This focus on Europe above all else means that the party could be set to do well in places like Bath, a genteel west England city packed with streets of beautiful Georgian townhouses, ancient Roman ruins, and droves of former Remain voters. But it might have a harder time in, say, Cornwall, a wild and rocky county in the far south west, traditionally a bastion of freethinking liberal politics, but also a poor area that mostly voted to leave the EU. Matthew Goodwin, a senior fellow at the London-based think tank Chatham House, has pointed out that UKIP averaged nearly 14 percent of the vote across the south west at the 2015 election. Polls suggest that many former UKIP voters will move to the Conservatives in June, which would deliver the party a big boost just where the Liberal Democrats are hoping to hit them hard.

The Liberal Democrats' campaign didn’t get off to the best start. In the early days after May called a vote, Farron got bogged down in a series of awkward encounters with journalists about his evangelical Christian faith, and specifically whether he considers gay sex to be a sin (he eventually confirmed that he does not). Religion and politics can sometimes mix in agnostic Britain (May, with her huge poll lead, is a proud Christian).
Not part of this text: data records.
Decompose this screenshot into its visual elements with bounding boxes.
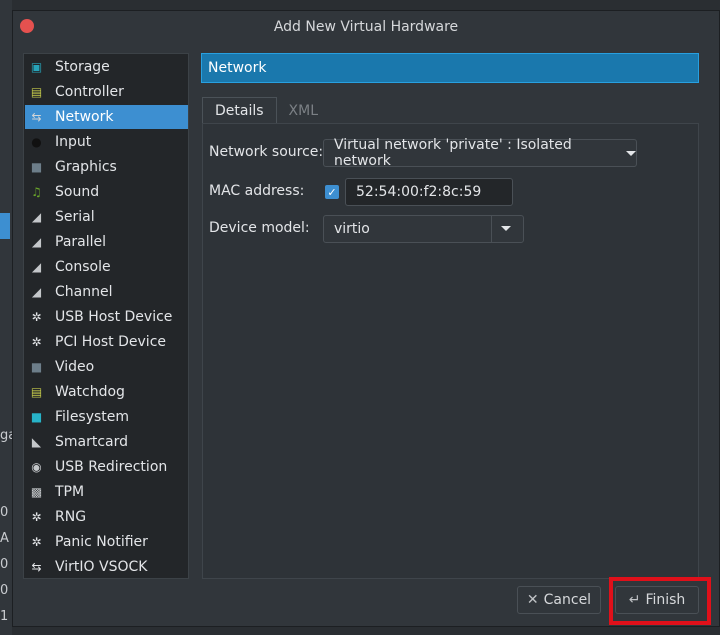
hardware-item-watchdog[interactable]: ▤ Watchdog [25, 380, 188, 404]
channel-icon: ◢ [31, 285, 42, 299]
mac-address-input[interactable]: 52:54:00:f2:8c:59 [345, 178, 513, 206]
background-selected-item [0, 213, 10, 239]
hardware-item-input[interactable]: ● Input [25, 130, 188, 154]
tpm-icon: ▩ [30, 485, 43, 499]
checkmark-icon: ✓ [327, 185, 337, 199]
hardware-item-label: USB Host Device [55, 309, 173, 325]
network-source-dropdown[interactable]: Virtual network 'private' : Isolated net… [323, 137, 637, 169]
vsock-icon: ⇆ [31, 560, 42, 574]
add-hardware-dialog: Add New Virtual Hardware ▣ Storage ▤ Contro… [12, 10, 720, 627]
hardware-item-panic-notifier[interactable]: ✲ Panic Notifier [25, 530, 188, 554]
network-source-value: Virtual network 'private' : Isolated net… [334, 137, 572, 169]
smartcard-icon: ◣ [31, 435, 42, 449]
network-source-label: Network source: [209, 144, 324, 160]
hardware-item-label: Console [55, 259, 111, 275]
device-model-combo[interactable]: virtio [323, 215, 524, 243]
hardware-item-label: Parallel [55, 234, 107, 250]
hardware-item-label: Graphics [55, 159, 117, 175]
titlebar: Add New Virtual Hardware [13, 11, 719, 43]
device-model-label: Device model: [209, 220, 310, 236]
video-icon: ■ [30, 360, 43, 374]
hardware-item-virtio-vsock[interactable]: ⇆ VirtIO VSOCK [25, 555, 188, 579]
filesystem-icon: ■ [30, 410, 43, 424]
tab-xml[interactable]: XML [277, 97, 330, 124]
device-model-value: virtio [334, 221, 370, 237]
cancel-label: Cancel [543, 592, 592, 608]
hardware-item-label: Network [55, 109, 114, 125]
background-text-fragment: 0 [0, 557, 9, 572]
watchdog-icon: ▤ [30, 385, 43, 399]
dialog-title: Add New Virtual Hardware [273, 19, 459, 35]
pci-gear-icon: ✲ [31, 335, 42, 349]
hardware-item-label: Video [55, 359, 95, 375]
hardware-item-label: USB Redirection [55, 459, 168, 475]
hardware-item-graphics[interactable]: ■ Graphics [25, 155, 188, 179]
network-icon: ⇆ [31, 110, 42, 124]
hardware-item-console[interactable]: ◢ Console [25, 255, 188, 279]
hardware-item-label: VirtIO VSOCK [55, 559, 148, 575]
hardware-item-controller[interactable]: ▤ Controller [25, 80, 188, 104]
parallel-icon: ◢ [31, 235, 42, 249]
section-header: Network [201, 53, 699, 83]
finish-highlight-box [609, 577, 711, 625]
chevron-down-icon[interactable] [501, 226, 511, 231]
hardware-item-label: PCI Host Device [55, 334, 167, 350]
cancel-button[interactable]: ✕ Cancel [517, 586, 601, 614]
hardware-item-channel[interactable]: ◢ Channel [25, 280, 188, 304]
hardware-item-label: Input [55, 134, 92, 150]
hardware-item-video[interactable]: ■ Video [25, 355, 188, 379]
chevron-down-icon [626, 150, 636, 156]
combo-divider [491, 216, 492, 242]
mac-address-value: 52:54:00:f2:8c:59 [356, 184, 482, 200]
hardware-item-label: Serial [55, 209, 95, 225]
close-icon: ✕ [526, 592, 539, 608]
hardware-item-label: Panic Notifier [55, 534, 148, 550]
tab-bar: Details XML [202, 97, 330, 124]
serial-icon: ◢ [31, 210, 42, 224]
hardware-item-usb-redirection[interactable]: ◉ USB Redirection [25, 455, 188, 479]
tab-details[interactable]: Details [202, 97, 277, 124]
panic-gear-icon: ✲ [31, 535, 42, 549]
monitor-icon: ■ [30, 160, 43, 174]
hardware-item-label: Sound [55, 184, 100, 200]
hardware-item-parallel[interactable]: ◢ Parallel [25, 230, 188, 254]
hardware-item-tpm[interactable]: ▩ TPM [25, 480, 188, 504]
hardware-item-label: Storage [55, 59, 110, 75]
hardware-item-network[interactable]: ⇆ Network [25, 105, 188, 129]
hardware-item-sound[interactable]: ♫ Sound [25, 180, 188, 204]
hardware-item-usb-host-device[interactable]: ✲ USB Host Device [25, 305, 188, 329]
usb-redirection-icon: ◉ [31, 460, 42, 474]
hardware-item-label: TPM [55, 484, 85, 500]
usb-gear-icon: ✲ [31, 310, 42, 324]
hardware-item-rng[interactable]: ✲ RNG [25, 505, 188, 529]
hardware-item-label: Controller [55, 84, 124, 100]
storage-icon: ▣ [30, 60, 43, 74]
mouse-icon: ● [31, 135, 42, 149]
hardware-item-pci-host-device[interactable]: ✲ PCI Host Device [25, 330, 188, 354]
hardware-item-filesystem[interactable]: ■ Filesystem [25, 405, 188, 429]
mac-address-label: MAC address: [209, 183, 305, 199]
rng-gear-icon: ✲ [31, 510, 42, 524]
hardware-list: ▣ Storage ▤ Controller ⇆ Network ● Input ■ Graphi… [23, 53, 189, 579]
controller-icon: ▤ [30, 85, 43, 99]
background-text-fragment: 1 [0, 609, 9, 624]
console-icon: ◢ [31, 260, 42, 274]
details-panel: Network source: Virtual network 'private… [202, 123, 699, 579]
close-icon[interactable] [20, 19, 34, 33]
hardware-item-storage[interactable]: ▣ Storage [25, 55, 188, 79]
hardware-item-label: Channel [55, 284, 113, 300]
hardware-item-label: Filesystem [55, 409, 130, 425]
hardware-item-serial[interactable]: ◢ Serial [25, 205, 188, 229]
hardware-item-smartcard[interactable]: ◣ Smartcard [25, 430, 188, 454]
background-text-fragment: 0 [0, 505, 9, 520]
hardware-item-label: Watchdog [55, 384, 125, 400]
hardware-item-label: Smartcard [55, 434, 129, 450]
sound-icon: ♫ [31, 185, 42, 199]
mac-address-checkbox[interactable]: ✓ [325, 185, 339, 199]
hardware-item-label: RNG [55, 509, 87, 525]
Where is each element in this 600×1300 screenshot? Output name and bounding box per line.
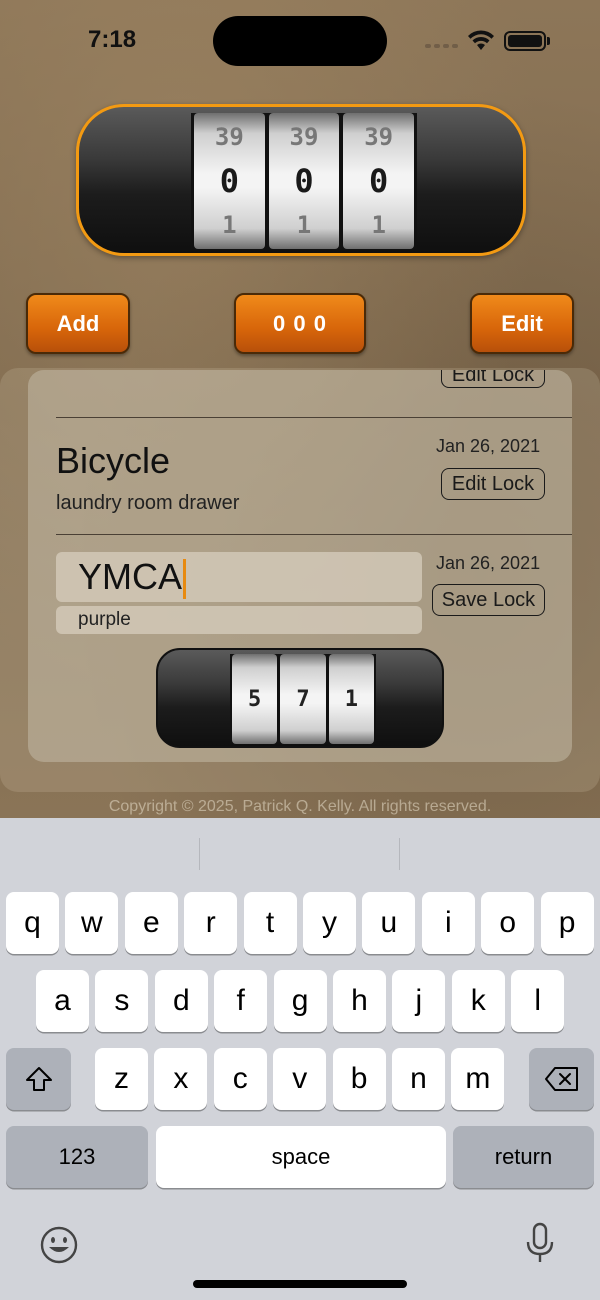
emoji-icon[interactable] (39, 1225, 79, 1265)
prediction-separator (199, 838, 200, 870)
key-a[interactable]: a (36, 970, 89, 1032)
main-combination-lock: 39 0 1 39 0 1 39 0 1 (76, 104, 526, 256)
key-o[interactable]: o (481, 892, 535, 954)
dynamic-island (213, 16, 387, 66)
text-cursor (183, 559, 187, 600)
shift-icon (25, 1067, 52, 1091)
lock-date: Jan 26, 2021 (436, 436, 541, 456)
shift-key[interactable] (6, 1048, 71, 1110)
lock-title-field[interactable]: YMCA (56, 552, 422, 602)
wheel-prev-digit: 39 (364, 123, 394, 151)
lock-location: laundry room drawer (56, 492, 240, 514)
return-key[interactable]: return (453, 1126, 594, 1188)
space-key[interactable]: space (156, 1126, 446, 1188)
delete-key[interactable] (529, 1048, 594, 1110)
key-h[interactable]: h (333, 970, 386, 1032)
edit-lock-wheel-1[interactable]: 5 (232, 654, 278, 744)
wheel-current-digit: 1 (344, 686, 358, 712)
copyright-text: Copyright © 2025, Patrick Q. Kelly. All … (108, 798, 492, 815)
wheel-prev-digit: 39 (289, 123, 319, 151)
prediction-separator (399, 838, 400, 870)
lock-wheel-1[interactable]: 39 0 1 (194, 113, 265, 249)
key-m[interactable]: m (451, 1048, 505, 1110)
key-p[interactable]: p (540, 892, 594, 954)
key-j[interactable]: j (392, 970, 446, 1032)
lock-location-value: purple (78, 609, 131, 630)
home-indicator (193, 1280, 407, 1288)
lock-location-field[interactable]: purple (56, 606, 422, 634)
status-time: 7:18 (88, 26, 137, 53)
lock-wheel-2[interactable]: 39 0 1 (268, 113, 340, 249)
key-v[interactable]: v (273, 1048, 327, 1110)
wheel-prev-digit: 39 (214, 123, 244, 151)
key-g[interactable]: g (273, 970, 327, 1032)
key-f[interactable]: f (214, 970, 268, 1032)
key-u[interactable]: u (362, 892, 416, 954)
key-w[interactable]: w (65, 892, 119, 954)
wheel-next-digit: 1 (296, 211, 312, 239)
edit-combination-lock: 5 7 1 (156, 648, 444, 748)
key-z[interactable]: z (95, 1048, 148, 1110)
wheel-current-digit: 5 (248, 686, 262, 712)
key-e[interactable]: e (124, 892, 178, 954)
key-t[interactable]: t (243, 892, 297, 954)
wifi-icon (468, 30, 494, 50)
key-b[interactable]: b (332, 1048, 386, 1110)
microphone-icon[interactable] (524, 1222, 556, 1264)
key-l[interactable]: l (511, 970, 565, 1032)
list-divider (56, 417, 572, 418)
cellular-signal-icon (425, 44, 458, 48)
key-x[interactable]: x (154, 1048, 208, 1110)
lock-wheels: 5 7 1 (230, 654, 376, 744)
key-n[interactable]: n (392, 1048, 445, 1110)
battery-icon (504, 31, 546, 51)
edit-lock-button[interactable]: Edit Lock (441, 370, 545, 388)
lock-title-value: YMCA (78, 556, 183, 597)
key-k[interactable]: k (451, 970, 505, 1032)
key-i[interactable]: i (421, 892, 475, 954)
key-d[interactable]: d (154, 970, 208, 1032)
list-divider (56, 534, 572, 535)
delete-icon (544, 1067, 578, 1091)
edit-lock-wheel-3[interactable]: 1 (328, 654, 374, 744)
key-y[interactable]: y (303, 892, 356, 954)
lock-date: Jan 26, 2021 (436, 553, 541, 573)
wheel-next-digit: 1 (371, 211, 386, 239)
wheel-current-digit: 0 (294, 162, 314, 200)
save-lock-button[interactable]: Save Lock (432, 584, 545, 616)
wheel-current-digit: 0 (219, 162, 239, 200)
lock-title: Bicycle (56, 440, 171, 481)
add-button[interactable]: Add (26, 293, 130, 354)
battery-tip (547, 37, 550, 45)
status-bar: 7:18 (0, 0, 600, 80)
key-s[interactable]: s (95, 970, 149, 1032)
wheel-current-digit: 0 (369, 162, 389, 200)
combination-display-button[interactable]: 0 0 0 (234, 293, 366, 354)
wheel-current-digit: 7 (296, 686, 310, 712)
lock-wheels: 39 0 1 39 0 1 39 0 1 (191, 113, 417, 249)
edit-lock-button[interactable]: Edit Lock (441, 468, 545, 500)
numbers-key[interactable]: 123 (6, 1126, 148, 1188)
edit-lock-wheel-2[interactable]: 7 (280, 654, 326, 744)
key-r[interactable]: r (184, 892, 238, 954)
wheel-next-digit: 1 (222, 211, 237, 239)
lock-wheel-3[interactable]: 39 0 1 (343, 113, 415, 249)
key-c[interactable]: c (213, 1048, 267, 1110)
edit-button[interactable]: Edit (470, 293, 574, 354)
key-q[interactable]: q (6, 892, 59, 954)
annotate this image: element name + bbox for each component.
But when you’re gunning for lots of young, liberal votes, it’s a bad hole to dig, and it took up valuable time that Farron could have spent hammering home his message.

His religion, Farron says, does also have upsides while campaigning: “It makes you realize that this is very, very important, but it’s not all-important,” he says. The concern for him and his party is that voters will feel the same about Brexit: while 48 percent of the country voted to remain in the EU last year, 69 percent of Britons now believe that the government has a duty to get on with leaving the EU, according to YouGov. In other words, they’ve moved on, and that remaining 31 percent may not be evenly distributed around Liberal Democrat target seats.

As Farron himself admits, the timing of this election is inconvenient for the Liberal Democrats: Any instability that will come from Brexit negotiations won’t arise until after May is (most likely) safely back in Downing Street. But at the same time, there won’t be another general election until 2022, making this Britons’ last chance to kick back against Brexit. As the tension builds ahead of polling day, Farron hopes enough of them seize it to trouble Theresa May and her Tories.